QUESTION 1 (2-27) A house wall may be approximated as two 1.2 cm layers of fiber insulating board, an 8.0 cm layer of loosely packed asbestos, and a 10 cm layer of common brick. Assuming convection heat transfer coefficient of 12 W/m2 .°C on both sides of the wall, calculate the overall heat transfer coefficient for this arrangement.

QUESTION 2 (2-31) A 5-cm diameter steel pipe is covered with a 1-cm layer of insulating material having k= 0.22 W/m.°C followed by a 3- cm thick layer of another insulating material having k=0.06 W/m.°C. The entire assembly is exposed to a convection around surrounding condition of h= 60 W/m2.°C and T =15°C. The outside surface temperature of the steel pipe is 400 °C. Calculate the heat lost by the pipe-insulation assembly for a pipe length of 20 m. Express in Watts.

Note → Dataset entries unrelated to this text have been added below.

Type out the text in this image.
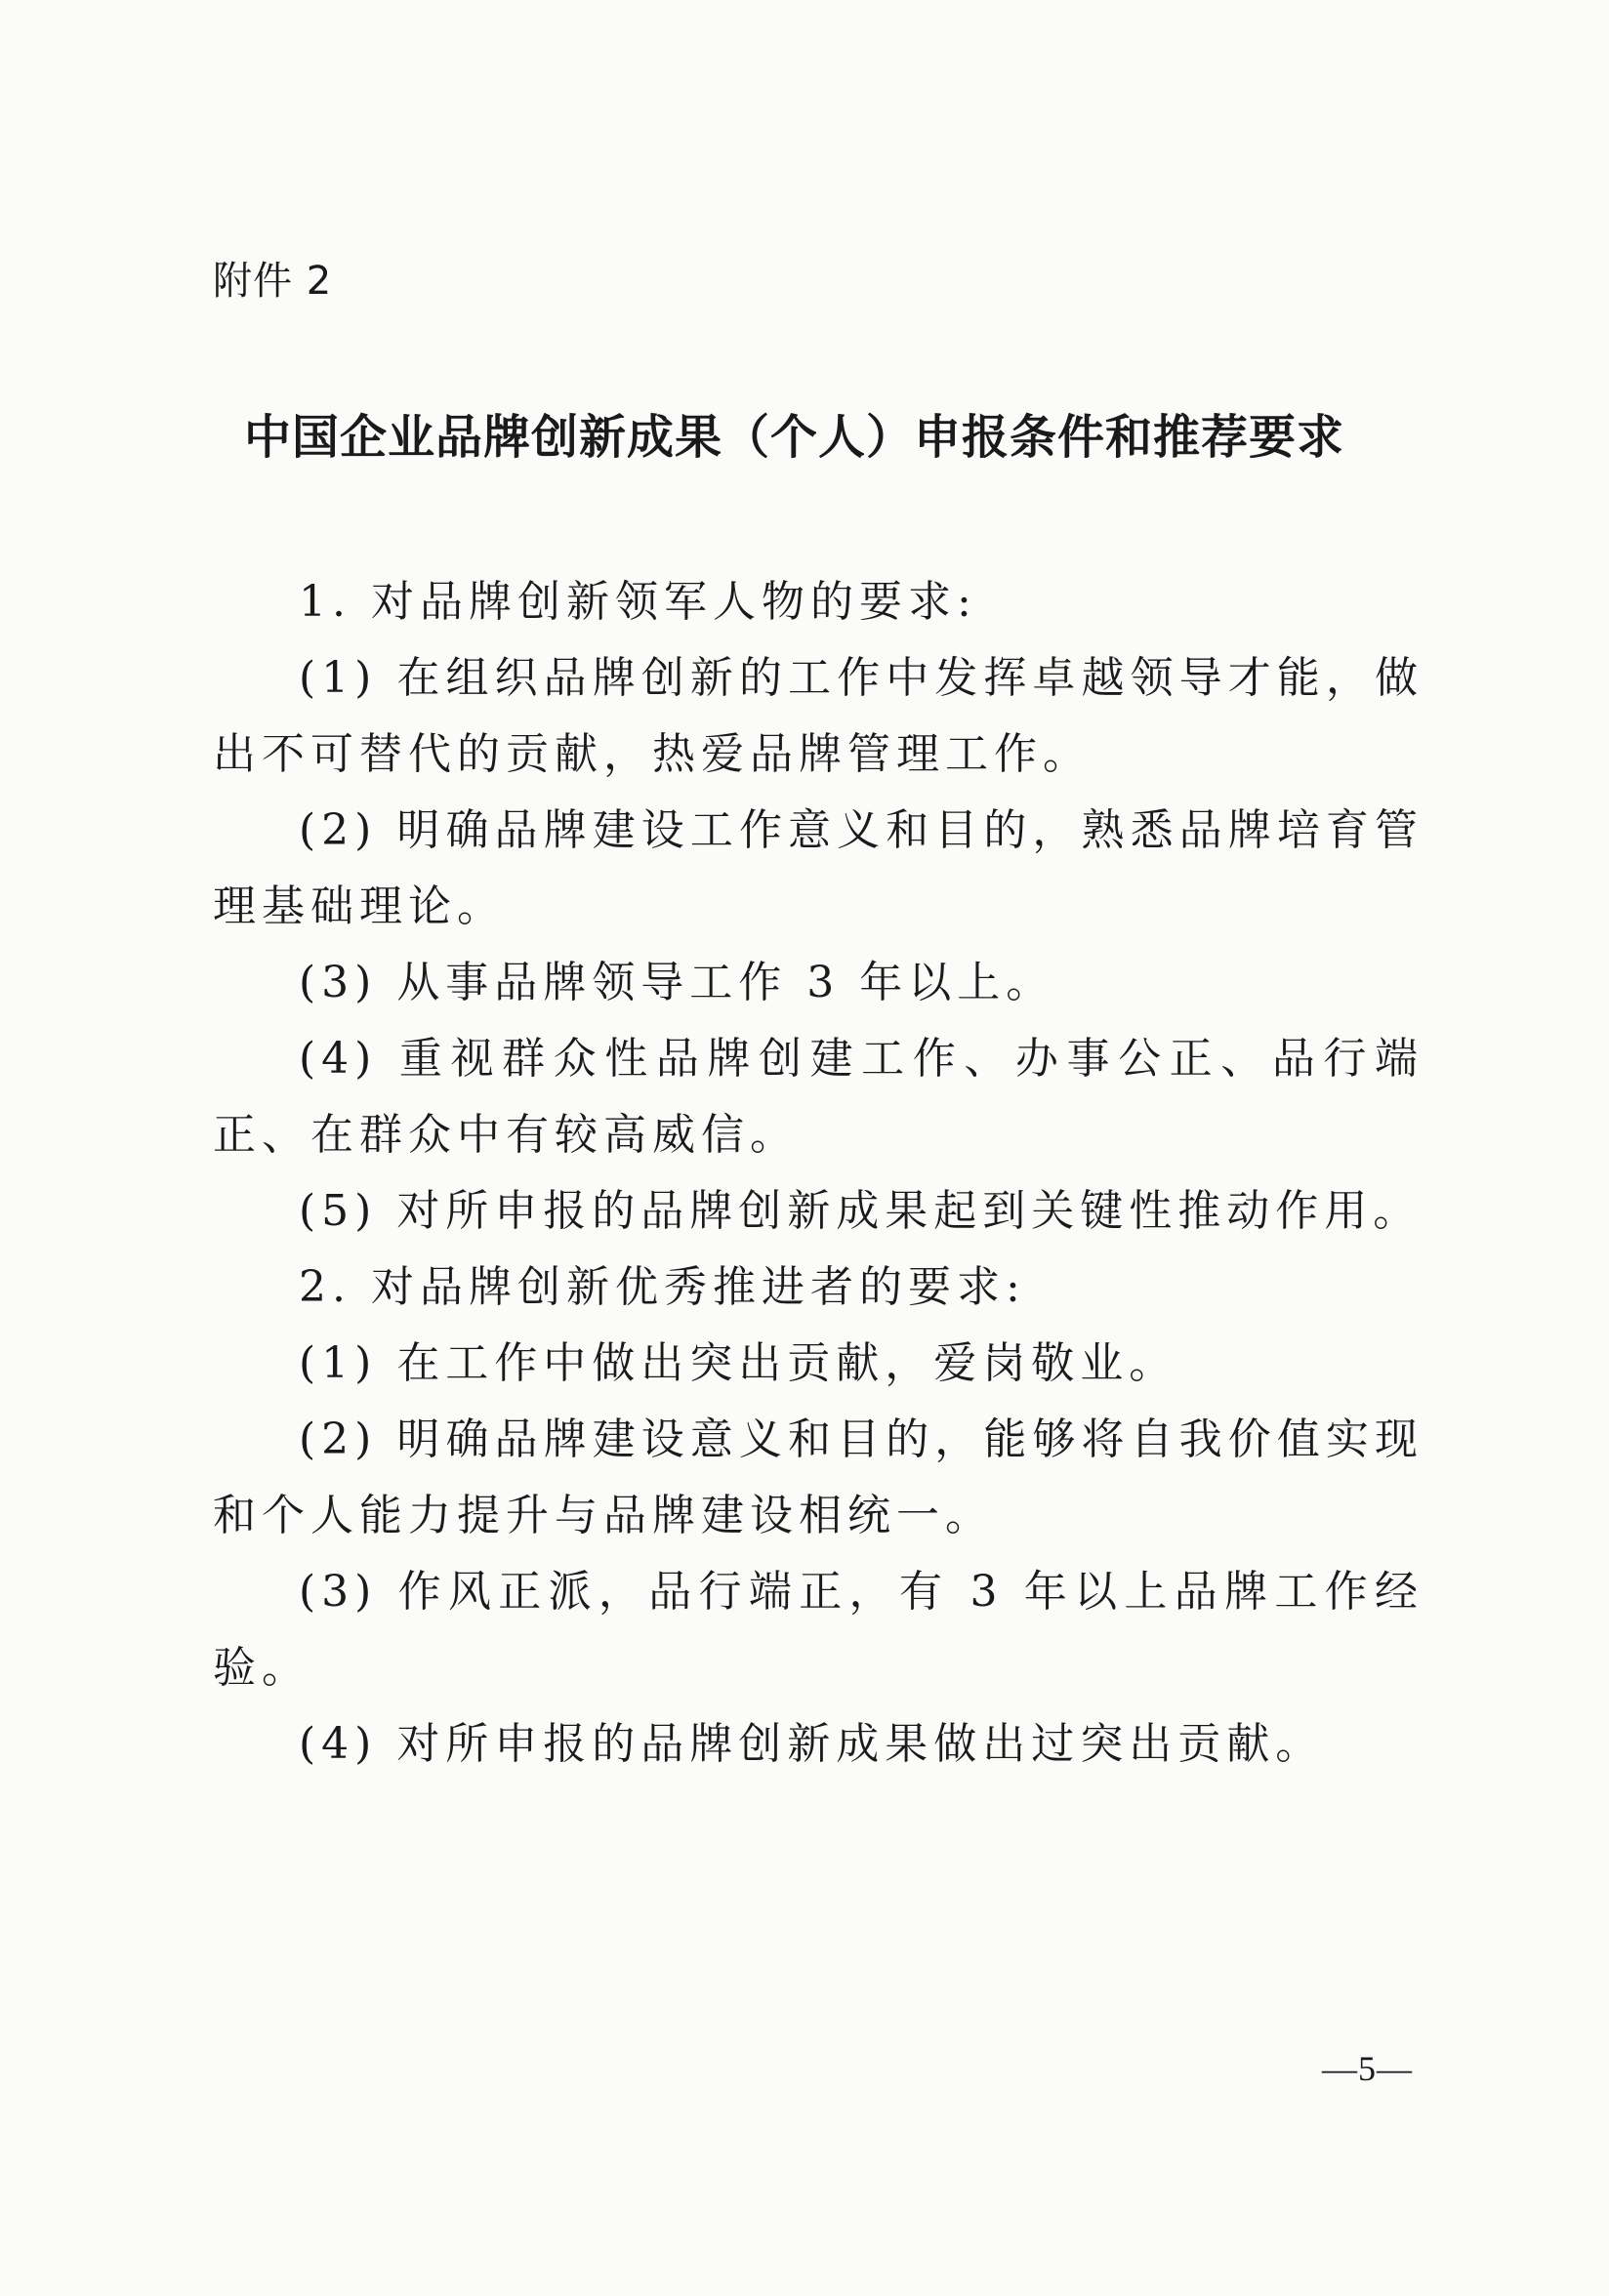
附件 2
中国企业品牌创新成果（个人）申报条件和推荐要求

1. 对品牌创新领军人物的要求:

(1) 在组织品牌创新的工作中发挥卓越领导才能，做出不可替代的贡献，热爱品牌管理工作。

(2) 明确品牌建设工作意义和目的，熟悉品牌培育管理基础理论。

(3) 从事品牌领导工作 3 年以上。

(4) 重视群众性品牌创建工作、办事公正、品行端正、在群众中有较高威信。

(5) 对所申报的品牌创新成果起到关键性推动作用。

2. 对品牌创新优秀推进者的要求:

(1) 在工作中做出突出贡献，爱岗敬业。

(2) 明确品牌建设意义和目的，能够将自我价值实现和个人能力提升与品牌建设相统一。

(3) 作风正派，品行端正，有 3 年以上品牌工作经验。

(4) 对所申报的品牌创新成果做出过突出贡献。

—5—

QUESTION 3 (2-62) A wall consists of a 1-mm layer of copper, a 4-mm layer of 1% carbon steel, a 1-cm layer of asbestos sheet, and 10-cm of fiberglass blanket. Calculate a heat-transfer coefficient for this arrangement. If the two outside surfaces are at 10 and 150 °C, calculate each of the interface temperatures.

QUESTION 4 (2-34) A plane wall 6.0 cm thick generates heat internally at the rate of 0.3 MW/m3 . One side of the wall is insulated, and the other side is exposed to an environment at 93 °C. The heat- transfer coefficient between the wall and the environment is 570 W/m2 . °C. The thermal conductivity of the wall is 21 W/m. °C. calculate the maximum temperature in the wall.